‘STR. MEDORA MUSKOKA LAKES’
Scarce postcard, sent home by a French tourist.
All of the text on the front of the postcard!
Mailed to France, stamp removed. Postmarked ‘_UMARIS’ broken circle (assume BEAUMARIS).
Text in French : “..I passed this place on July 14th, it is where we exit one Indian river and enter into lake Rosseau…I am sending a view of this beautiful country, this boat comes every day in front of the hotel. I went on an excursion on a similar boat with the name Kenohza. I saw three lakes, an indian river…".
Stain UR. Creases left side.
The Medora was launched at Gravenhurst in June 1893. She was referred to as "the most ocean-liner-like" of all the Muskoka steamers.

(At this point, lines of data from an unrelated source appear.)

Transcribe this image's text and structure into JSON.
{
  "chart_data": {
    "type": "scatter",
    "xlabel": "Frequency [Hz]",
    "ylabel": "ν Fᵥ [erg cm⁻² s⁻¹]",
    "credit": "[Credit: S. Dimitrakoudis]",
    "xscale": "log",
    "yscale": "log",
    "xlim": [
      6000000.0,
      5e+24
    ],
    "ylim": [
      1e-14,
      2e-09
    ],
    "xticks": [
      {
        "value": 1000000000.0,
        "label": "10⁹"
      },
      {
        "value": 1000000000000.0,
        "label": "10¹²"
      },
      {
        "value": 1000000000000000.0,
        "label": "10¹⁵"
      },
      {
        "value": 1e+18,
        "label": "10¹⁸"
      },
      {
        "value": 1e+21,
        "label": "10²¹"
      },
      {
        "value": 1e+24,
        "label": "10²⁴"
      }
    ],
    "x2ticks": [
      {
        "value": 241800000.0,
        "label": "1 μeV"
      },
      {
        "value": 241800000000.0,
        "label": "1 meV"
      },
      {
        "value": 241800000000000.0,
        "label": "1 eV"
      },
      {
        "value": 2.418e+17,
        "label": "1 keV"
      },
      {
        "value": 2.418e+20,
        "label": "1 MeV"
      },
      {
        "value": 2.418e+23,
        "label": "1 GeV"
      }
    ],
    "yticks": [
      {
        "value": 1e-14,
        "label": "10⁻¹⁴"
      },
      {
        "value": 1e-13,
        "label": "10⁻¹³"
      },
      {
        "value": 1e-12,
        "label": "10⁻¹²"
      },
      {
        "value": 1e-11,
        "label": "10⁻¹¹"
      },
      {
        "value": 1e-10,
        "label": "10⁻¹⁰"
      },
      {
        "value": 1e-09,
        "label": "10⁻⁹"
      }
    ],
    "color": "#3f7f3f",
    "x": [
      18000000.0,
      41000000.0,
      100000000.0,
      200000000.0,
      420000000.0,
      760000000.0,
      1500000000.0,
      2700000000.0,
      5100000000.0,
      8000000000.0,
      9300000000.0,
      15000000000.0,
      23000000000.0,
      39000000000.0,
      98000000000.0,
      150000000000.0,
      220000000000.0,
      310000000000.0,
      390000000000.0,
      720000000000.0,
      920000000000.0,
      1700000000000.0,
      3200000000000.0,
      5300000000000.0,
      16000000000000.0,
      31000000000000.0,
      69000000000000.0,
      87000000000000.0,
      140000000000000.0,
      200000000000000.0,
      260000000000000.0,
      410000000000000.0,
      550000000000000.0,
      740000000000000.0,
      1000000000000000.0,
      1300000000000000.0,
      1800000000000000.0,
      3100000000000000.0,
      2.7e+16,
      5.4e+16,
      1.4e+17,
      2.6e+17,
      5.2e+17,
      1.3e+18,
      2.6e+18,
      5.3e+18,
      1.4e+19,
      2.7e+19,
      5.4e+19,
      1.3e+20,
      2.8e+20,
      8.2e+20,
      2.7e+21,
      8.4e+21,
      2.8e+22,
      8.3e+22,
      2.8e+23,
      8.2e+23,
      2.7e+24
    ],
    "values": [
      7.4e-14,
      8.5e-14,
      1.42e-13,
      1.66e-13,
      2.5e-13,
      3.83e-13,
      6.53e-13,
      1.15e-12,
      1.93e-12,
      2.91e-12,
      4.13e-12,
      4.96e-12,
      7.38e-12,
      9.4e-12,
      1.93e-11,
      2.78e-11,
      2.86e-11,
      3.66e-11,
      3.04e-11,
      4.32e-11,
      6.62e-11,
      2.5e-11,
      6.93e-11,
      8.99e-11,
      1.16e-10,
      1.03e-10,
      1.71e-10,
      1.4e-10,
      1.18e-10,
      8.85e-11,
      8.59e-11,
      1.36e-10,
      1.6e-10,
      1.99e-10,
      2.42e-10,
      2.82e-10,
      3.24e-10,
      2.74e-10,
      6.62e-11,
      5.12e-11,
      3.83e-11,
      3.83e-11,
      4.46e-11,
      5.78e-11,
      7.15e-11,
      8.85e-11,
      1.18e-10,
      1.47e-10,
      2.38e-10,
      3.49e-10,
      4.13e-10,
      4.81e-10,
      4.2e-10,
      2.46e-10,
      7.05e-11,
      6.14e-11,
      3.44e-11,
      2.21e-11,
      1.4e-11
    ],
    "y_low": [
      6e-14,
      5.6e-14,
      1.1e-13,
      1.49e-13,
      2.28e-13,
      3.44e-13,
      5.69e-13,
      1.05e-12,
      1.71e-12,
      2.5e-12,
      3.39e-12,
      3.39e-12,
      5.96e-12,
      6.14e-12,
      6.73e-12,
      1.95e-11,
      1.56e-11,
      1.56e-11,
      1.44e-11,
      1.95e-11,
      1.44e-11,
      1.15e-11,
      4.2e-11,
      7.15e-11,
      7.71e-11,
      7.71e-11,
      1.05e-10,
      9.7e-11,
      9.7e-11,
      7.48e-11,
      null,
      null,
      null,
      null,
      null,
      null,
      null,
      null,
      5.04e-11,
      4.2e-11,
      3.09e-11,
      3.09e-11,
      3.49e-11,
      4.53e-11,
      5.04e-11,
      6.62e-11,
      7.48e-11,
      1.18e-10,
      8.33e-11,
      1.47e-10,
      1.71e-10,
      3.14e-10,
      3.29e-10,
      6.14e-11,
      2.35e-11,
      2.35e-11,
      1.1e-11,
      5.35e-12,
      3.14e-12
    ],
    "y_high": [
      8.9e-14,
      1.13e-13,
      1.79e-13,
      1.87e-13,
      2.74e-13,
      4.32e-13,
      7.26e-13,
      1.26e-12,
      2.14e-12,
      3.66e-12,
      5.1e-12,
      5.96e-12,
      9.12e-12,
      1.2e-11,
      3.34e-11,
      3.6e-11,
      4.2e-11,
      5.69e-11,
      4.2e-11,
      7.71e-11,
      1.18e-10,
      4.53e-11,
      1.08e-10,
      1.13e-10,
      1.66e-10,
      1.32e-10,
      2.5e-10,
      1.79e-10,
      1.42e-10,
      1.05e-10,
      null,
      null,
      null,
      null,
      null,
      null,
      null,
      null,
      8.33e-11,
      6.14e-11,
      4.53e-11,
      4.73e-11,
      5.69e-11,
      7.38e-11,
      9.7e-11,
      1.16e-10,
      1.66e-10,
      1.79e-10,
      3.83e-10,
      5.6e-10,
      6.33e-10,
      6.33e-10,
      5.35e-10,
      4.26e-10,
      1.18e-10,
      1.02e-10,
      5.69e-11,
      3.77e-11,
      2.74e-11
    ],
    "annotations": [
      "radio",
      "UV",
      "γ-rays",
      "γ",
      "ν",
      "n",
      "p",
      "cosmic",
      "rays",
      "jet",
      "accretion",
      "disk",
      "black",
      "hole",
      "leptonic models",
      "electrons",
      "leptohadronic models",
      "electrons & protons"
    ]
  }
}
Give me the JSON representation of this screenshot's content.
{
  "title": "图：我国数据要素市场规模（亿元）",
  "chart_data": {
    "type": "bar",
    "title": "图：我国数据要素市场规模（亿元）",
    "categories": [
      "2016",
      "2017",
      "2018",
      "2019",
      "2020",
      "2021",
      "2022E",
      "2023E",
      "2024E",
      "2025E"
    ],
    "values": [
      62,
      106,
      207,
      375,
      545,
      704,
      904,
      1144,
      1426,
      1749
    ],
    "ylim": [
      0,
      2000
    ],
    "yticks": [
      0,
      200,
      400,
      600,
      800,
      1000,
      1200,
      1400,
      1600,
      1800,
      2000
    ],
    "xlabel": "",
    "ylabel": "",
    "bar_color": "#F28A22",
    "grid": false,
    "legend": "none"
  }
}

The Medora was renovated in 1901-02. She was drydocked and cut in half and lengthened by 20' bringing her to 142.6 feet. Because of the revisions she was less able to steer and vibrated. Her crew called her "The Moose" because of the vibration and her booming whistle. After her servicing she became the flagship of the fleet. Her captain was George Bailey.
She sailed as part of the Nipissing, Islander, Medora and Kenozha fleet taking passengers on day cruises from the Muskoka Express running from Toronto to the Muskoka Wharf. Some interesting facts about the Medora are that she is lends her name to the lounge on the Wenonah II, a section of her stained glass is in the dining hall of the RMS Segwun, and she is the new steel bulkhead of the RMS Segwun. So I guess you can say that she still sails today.
Beaumaris is a small settlement in Ontario, Canada, on Lake Muskoka which once served as an important transit point during the steamship era on the lake, and once hosted a summer hotel, called the Beaumaris Hotel.